Innovative Programs Key Part of Transportation Financing Mix, End Political Gridlock & Pass a New Highway/Transit Bill

WASHINGTON - Federal financial instruments and initiatives like a proposed national "Infrastructure Bank" designed to attract private investment into transportation infrastructure projects should be included in the new highway/transit bill, Pete Ruane, president of the American Road & Transportation Builders Association (ARTBA), told the Senate Commerce, Science & Transportation Committee July 20. He cautioned lawmakers, however, not to think that such initiatives alone could solve the transportation funding problem caused by the constrained revenue stream into the Highway Trust Fund.

Ruane said private investors would likely not seek to be partners in the vast majority of transportation improvement projects needed in the states. Market experience, he said, shows public-private partnerships (P3s) generally serve a small, yet very important, nicheā€”very expensive projects that add highway capacity in congested urban areas and can be tolled to provide a return on private investment.

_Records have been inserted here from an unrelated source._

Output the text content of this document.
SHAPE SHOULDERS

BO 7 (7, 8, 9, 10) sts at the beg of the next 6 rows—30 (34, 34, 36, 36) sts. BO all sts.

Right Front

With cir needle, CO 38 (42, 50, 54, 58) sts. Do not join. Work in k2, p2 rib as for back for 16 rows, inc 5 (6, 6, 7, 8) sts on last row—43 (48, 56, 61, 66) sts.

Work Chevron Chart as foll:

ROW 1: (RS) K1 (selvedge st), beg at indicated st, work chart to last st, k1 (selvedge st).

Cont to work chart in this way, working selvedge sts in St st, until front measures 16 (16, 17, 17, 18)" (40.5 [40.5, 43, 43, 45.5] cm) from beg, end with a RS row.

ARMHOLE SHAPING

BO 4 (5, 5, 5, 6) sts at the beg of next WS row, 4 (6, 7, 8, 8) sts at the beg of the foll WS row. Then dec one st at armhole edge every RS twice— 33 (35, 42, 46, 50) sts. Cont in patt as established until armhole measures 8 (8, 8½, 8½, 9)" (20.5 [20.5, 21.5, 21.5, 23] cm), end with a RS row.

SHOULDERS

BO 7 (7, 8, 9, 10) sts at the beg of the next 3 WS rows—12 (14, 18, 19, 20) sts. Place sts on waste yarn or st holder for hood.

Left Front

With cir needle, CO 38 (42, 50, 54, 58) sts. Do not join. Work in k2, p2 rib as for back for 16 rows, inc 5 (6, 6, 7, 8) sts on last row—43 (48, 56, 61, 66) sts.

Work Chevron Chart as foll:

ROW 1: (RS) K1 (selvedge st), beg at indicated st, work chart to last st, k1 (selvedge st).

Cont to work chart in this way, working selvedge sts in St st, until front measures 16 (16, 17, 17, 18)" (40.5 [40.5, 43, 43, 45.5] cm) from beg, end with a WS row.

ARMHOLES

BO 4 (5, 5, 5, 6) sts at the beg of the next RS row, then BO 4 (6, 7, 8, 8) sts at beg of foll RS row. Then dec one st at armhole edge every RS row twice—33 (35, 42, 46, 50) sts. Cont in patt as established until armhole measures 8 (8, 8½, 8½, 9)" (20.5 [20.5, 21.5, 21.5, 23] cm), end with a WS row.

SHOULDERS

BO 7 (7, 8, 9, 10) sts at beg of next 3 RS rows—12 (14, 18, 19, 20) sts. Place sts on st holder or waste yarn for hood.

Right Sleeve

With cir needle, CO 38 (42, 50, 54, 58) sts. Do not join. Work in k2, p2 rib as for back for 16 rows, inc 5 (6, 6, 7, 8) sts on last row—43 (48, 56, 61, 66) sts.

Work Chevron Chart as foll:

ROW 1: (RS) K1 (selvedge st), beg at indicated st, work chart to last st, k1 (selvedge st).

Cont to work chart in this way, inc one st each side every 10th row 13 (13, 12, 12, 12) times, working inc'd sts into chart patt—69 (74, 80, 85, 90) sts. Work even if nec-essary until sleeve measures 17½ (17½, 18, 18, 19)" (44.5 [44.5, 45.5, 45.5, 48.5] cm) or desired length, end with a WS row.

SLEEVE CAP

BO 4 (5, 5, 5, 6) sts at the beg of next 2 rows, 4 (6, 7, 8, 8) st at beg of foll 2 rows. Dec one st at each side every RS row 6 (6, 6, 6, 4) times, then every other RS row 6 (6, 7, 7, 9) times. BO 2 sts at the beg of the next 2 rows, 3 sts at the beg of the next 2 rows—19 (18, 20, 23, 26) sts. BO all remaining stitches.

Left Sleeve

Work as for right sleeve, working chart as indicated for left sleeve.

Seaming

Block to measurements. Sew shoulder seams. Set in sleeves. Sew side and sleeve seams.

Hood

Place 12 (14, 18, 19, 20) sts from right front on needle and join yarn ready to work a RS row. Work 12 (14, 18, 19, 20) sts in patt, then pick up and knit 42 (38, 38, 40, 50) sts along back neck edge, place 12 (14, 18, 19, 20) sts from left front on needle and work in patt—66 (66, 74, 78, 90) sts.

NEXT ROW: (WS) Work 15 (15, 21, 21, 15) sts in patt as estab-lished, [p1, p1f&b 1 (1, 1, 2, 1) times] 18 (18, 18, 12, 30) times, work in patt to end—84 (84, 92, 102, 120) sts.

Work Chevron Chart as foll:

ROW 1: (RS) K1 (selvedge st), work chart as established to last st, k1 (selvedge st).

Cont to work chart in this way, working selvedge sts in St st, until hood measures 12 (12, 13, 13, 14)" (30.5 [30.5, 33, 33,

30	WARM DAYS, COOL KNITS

Addressing the nearly two-year delayed surface transportation bill, Ruane said the biggest obstacle to moving forward is the Highway Trust Fund's financial outlook. The trust fund can no longer maintain current levels of investments.

"There is no doubt that increased involvement from the private sector in addressing the nation's transportation challenges can help in the areas where such projects are viable," Ruane testified. "Make no mistake about it, however, if Congress fails to provide revenues to supplement incoming Highway Trust Fund receipts, thousands of jobs will be lost in every state."

The ARTBA president said the most important thing Congress can do at this stage is to produce bipartisan legislation. "It is time to get on with enacting a multi-year reauthorization bill. The political gridlock here in our Nation's Capital has led to more transportation gridlock throughout the nation," he observed.

Ruane called on the Senate to produce a new bill that generates the necessary revenues to, at minimum, maintain current levels of surface transportation investment.